I strongly support renewable energy initiatives. From electric vehicles to solar panels, I’ve worked hard to build a greener life for myself and my family.
But adopting renewable energy becomes more complex and resource-intensive as you scale up. How can you adapt, or in some cases, rebuild an energy grid that already struggles to keep up with demand? What does that transition to renewable energy look like for the typical American?
Well, it might surprise you, just like it surprised me, that to build and implement renewable energy technologies like batteries, motors, panels, and stronger power grids, our world needs to invest heavily in mining minerals like never before.
Essentially, sustainability requires non-renewable mining. How on earth does that add up? Let’s discuss.
We Meed More Minerals Right Now
In May of 2021, The International Energy Agency, or IEA, published a flagship report titled “The Role of Critical Minerals in Clean Energy Transitions”. This report details the minerals that we need right now, such as:
- Lithium, nickel, cobalt, manganese, and graphite for batteries
- Rare earth elements for wind turbines and electric vehicle motors
- Copper, silicon, and silver for solar panels
- Copper and aluminum for electricity networks
The majority of these minerals, about 75%, exist primarily in China. Over 70% of the world’s supply of Cobalt, a precious mineral that we need for batteries, is located in the Democratic Republic of Congo, a government that does not prioritize environmental policy initiatives and exploits child labor.
It’s clear we need renewable energy right now. The path to it, however, is blurred and complicated by sovereignty, politics, and geography. That is a tough collection of issues to solve on a global scale.
How To Reach Clean Energy As Soon As Possible
IEA recommends six key areas of action to enable an accelerated transition to clean energy:
- Ensure adequate investment in diversified sources of supply
- Promote technology innovation at all points along the value chain
- Scale up an efficient and proper recycling system for products like Electronic Vehicle, or EV, batteries
- Enhance supply chain resilience and market transparency
- Advocate for social change and implement better governance standards
- Strengthen international collaboration between global supply stakeholders
I read that list and think to myself, well what is this actually saying? Well, basically, we need to do better. We’re behind the curve right now. But now we have a game plan, more momentum than ever, and more governments and leaders than ever before taking this dire issue seriously. For decades, we’ve been on a fast track to disaster. It’s time we shift gears toward a sustainable future.
Sustainability Requires Non-Renewables. How Do You Feel About This?
It can be deflating to learn this information. After all, clean renewable energies are supposed to minimize and eliminate the use of nonrenewables. In order to become greener, we need to use the very nonrenewables we wish to keep.

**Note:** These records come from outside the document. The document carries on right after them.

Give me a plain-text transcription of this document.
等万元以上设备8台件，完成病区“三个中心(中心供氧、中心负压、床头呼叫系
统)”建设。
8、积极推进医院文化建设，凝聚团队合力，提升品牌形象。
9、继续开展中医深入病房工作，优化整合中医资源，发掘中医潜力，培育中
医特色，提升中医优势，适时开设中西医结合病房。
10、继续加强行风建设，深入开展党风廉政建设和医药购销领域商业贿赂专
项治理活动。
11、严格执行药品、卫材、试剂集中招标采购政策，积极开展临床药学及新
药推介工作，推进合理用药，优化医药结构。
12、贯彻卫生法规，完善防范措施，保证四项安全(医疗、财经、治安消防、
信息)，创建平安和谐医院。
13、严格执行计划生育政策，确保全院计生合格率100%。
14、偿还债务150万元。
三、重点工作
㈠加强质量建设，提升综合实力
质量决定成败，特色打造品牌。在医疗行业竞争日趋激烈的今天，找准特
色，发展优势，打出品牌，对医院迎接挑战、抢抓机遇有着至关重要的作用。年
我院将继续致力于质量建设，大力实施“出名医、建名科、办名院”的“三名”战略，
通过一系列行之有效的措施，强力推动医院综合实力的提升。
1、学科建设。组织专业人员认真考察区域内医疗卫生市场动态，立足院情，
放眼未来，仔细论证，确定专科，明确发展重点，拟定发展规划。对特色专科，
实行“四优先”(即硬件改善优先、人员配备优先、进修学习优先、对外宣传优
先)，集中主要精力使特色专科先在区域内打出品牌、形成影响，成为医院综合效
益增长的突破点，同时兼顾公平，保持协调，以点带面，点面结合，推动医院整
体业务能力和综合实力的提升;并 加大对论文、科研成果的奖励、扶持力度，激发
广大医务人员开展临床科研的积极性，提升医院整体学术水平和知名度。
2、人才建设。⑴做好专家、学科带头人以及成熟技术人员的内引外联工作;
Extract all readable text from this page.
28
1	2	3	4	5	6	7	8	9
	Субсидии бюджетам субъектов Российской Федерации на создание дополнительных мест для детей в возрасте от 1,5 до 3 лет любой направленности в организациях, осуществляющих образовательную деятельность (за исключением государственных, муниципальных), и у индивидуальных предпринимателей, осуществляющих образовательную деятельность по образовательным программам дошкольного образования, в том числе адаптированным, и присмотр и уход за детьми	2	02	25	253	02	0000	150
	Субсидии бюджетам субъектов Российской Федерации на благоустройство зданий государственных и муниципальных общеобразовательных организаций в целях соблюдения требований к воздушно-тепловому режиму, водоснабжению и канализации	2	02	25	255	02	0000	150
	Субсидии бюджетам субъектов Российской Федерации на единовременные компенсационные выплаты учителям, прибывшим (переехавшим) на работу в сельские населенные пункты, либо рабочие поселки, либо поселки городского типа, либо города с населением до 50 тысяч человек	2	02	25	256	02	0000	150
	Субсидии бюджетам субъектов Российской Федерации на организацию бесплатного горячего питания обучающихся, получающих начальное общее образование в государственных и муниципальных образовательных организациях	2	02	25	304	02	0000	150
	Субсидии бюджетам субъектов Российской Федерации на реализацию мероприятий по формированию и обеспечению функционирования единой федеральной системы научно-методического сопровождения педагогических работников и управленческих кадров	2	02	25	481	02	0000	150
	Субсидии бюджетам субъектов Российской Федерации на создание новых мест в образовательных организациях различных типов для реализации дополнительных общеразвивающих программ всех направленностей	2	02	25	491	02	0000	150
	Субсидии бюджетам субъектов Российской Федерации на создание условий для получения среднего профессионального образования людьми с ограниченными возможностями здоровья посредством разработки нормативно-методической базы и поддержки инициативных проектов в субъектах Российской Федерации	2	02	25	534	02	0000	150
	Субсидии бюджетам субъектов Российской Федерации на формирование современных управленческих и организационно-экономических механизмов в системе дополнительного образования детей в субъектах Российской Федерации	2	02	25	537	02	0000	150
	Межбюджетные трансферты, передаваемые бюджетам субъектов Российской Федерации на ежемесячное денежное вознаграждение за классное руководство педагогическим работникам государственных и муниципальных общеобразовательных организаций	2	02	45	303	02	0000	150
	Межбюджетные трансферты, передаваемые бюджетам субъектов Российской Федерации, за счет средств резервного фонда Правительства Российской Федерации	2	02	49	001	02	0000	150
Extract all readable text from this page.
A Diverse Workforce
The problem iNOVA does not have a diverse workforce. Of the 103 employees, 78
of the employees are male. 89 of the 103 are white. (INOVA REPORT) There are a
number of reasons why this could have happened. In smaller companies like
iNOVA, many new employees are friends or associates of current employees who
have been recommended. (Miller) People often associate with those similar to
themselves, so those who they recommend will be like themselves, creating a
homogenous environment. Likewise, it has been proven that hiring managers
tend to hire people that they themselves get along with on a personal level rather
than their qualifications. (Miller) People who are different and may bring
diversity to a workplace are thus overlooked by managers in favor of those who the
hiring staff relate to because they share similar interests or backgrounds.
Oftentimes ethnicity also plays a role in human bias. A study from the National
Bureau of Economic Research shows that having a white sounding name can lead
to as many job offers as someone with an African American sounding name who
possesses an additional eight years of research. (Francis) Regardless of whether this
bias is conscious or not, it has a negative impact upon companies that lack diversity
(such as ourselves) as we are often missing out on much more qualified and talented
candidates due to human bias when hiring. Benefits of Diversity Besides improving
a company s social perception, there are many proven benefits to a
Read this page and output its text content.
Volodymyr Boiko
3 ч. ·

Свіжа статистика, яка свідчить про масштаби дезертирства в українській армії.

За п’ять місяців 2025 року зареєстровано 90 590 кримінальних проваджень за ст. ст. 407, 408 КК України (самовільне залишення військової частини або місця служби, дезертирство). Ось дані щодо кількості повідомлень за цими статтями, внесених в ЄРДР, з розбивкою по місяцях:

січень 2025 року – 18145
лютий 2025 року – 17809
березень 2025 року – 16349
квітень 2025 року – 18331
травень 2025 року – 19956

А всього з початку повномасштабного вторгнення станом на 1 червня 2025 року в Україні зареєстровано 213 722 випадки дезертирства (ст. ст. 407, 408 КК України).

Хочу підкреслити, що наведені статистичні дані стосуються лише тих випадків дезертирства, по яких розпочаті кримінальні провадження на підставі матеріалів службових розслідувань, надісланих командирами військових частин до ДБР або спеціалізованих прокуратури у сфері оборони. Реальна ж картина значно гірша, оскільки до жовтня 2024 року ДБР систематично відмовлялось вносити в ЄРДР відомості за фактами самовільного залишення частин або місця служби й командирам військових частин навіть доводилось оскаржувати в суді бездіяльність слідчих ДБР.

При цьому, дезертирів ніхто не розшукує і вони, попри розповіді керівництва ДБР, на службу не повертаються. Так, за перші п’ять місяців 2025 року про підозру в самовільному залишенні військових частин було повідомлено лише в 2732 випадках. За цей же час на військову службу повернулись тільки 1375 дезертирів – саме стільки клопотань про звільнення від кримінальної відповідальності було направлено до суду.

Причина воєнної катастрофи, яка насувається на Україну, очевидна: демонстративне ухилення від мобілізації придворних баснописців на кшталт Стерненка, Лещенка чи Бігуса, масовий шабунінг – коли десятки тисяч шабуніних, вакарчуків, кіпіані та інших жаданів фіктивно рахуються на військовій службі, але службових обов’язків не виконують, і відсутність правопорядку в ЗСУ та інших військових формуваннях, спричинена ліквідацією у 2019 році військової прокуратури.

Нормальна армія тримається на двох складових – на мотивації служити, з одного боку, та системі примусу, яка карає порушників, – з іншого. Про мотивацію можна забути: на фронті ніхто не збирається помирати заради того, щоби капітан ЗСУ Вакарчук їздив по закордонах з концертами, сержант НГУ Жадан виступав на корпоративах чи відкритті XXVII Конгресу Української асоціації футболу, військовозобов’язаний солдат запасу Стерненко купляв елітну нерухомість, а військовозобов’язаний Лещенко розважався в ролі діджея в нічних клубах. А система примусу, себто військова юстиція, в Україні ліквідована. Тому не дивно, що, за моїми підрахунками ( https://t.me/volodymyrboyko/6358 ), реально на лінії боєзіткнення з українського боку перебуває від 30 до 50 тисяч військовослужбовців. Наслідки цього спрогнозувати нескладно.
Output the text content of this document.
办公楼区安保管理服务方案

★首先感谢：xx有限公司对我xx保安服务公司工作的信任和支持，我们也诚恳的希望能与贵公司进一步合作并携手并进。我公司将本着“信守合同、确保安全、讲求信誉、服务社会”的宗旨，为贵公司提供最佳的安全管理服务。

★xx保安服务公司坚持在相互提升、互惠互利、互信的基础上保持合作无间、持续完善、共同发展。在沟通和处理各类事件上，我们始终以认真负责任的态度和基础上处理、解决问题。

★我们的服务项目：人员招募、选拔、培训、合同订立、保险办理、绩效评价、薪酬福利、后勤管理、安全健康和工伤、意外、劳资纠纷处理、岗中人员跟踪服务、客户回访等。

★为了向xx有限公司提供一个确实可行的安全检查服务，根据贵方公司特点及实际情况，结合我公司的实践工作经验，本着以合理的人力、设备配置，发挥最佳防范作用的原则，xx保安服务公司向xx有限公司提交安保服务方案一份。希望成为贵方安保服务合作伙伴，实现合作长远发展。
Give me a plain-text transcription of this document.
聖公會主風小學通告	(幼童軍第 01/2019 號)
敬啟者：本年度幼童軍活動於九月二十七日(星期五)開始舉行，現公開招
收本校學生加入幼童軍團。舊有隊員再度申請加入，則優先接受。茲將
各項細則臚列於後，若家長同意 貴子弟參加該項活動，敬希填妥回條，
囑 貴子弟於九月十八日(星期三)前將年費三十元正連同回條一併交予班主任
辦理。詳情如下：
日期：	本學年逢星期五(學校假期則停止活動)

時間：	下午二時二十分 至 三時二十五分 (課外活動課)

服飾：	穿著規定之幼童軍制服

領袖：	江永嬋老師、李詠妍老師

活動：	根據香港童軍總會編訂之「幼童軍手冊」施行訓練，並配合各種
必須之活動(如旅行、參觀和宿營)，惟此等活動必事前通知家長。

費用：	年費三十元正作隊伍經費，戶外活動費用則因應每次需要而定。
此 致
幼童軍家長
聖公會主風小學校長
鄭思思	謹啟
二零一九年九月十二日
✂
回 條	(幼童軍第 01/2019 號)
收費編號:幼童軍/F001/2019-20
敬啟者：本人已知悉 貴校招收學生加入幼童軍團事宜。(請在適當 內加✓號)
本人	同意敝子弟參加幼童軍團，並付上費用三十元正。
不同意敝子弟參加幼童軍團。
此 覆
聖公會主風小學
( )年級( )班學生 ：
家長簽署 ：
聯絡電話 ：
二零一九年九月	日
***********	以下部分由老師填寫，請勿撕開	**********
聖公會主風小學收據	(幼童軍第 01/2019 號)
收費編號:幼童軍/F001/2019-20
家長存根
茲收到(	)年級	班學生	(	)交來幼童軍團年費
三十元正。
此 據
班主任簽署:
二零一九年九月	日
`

I think an important thing to keep in mind is that a shift from our current energy and fuel sources to cleaner options will be better for our atmosphere, our planet, and our health. It’s not a perfect solution, but it’s what we have to work with right now. We owe it to future generations to try anything and everything that results in a greener and cleaner planet to live with.
We are in this together. Let's Go Green.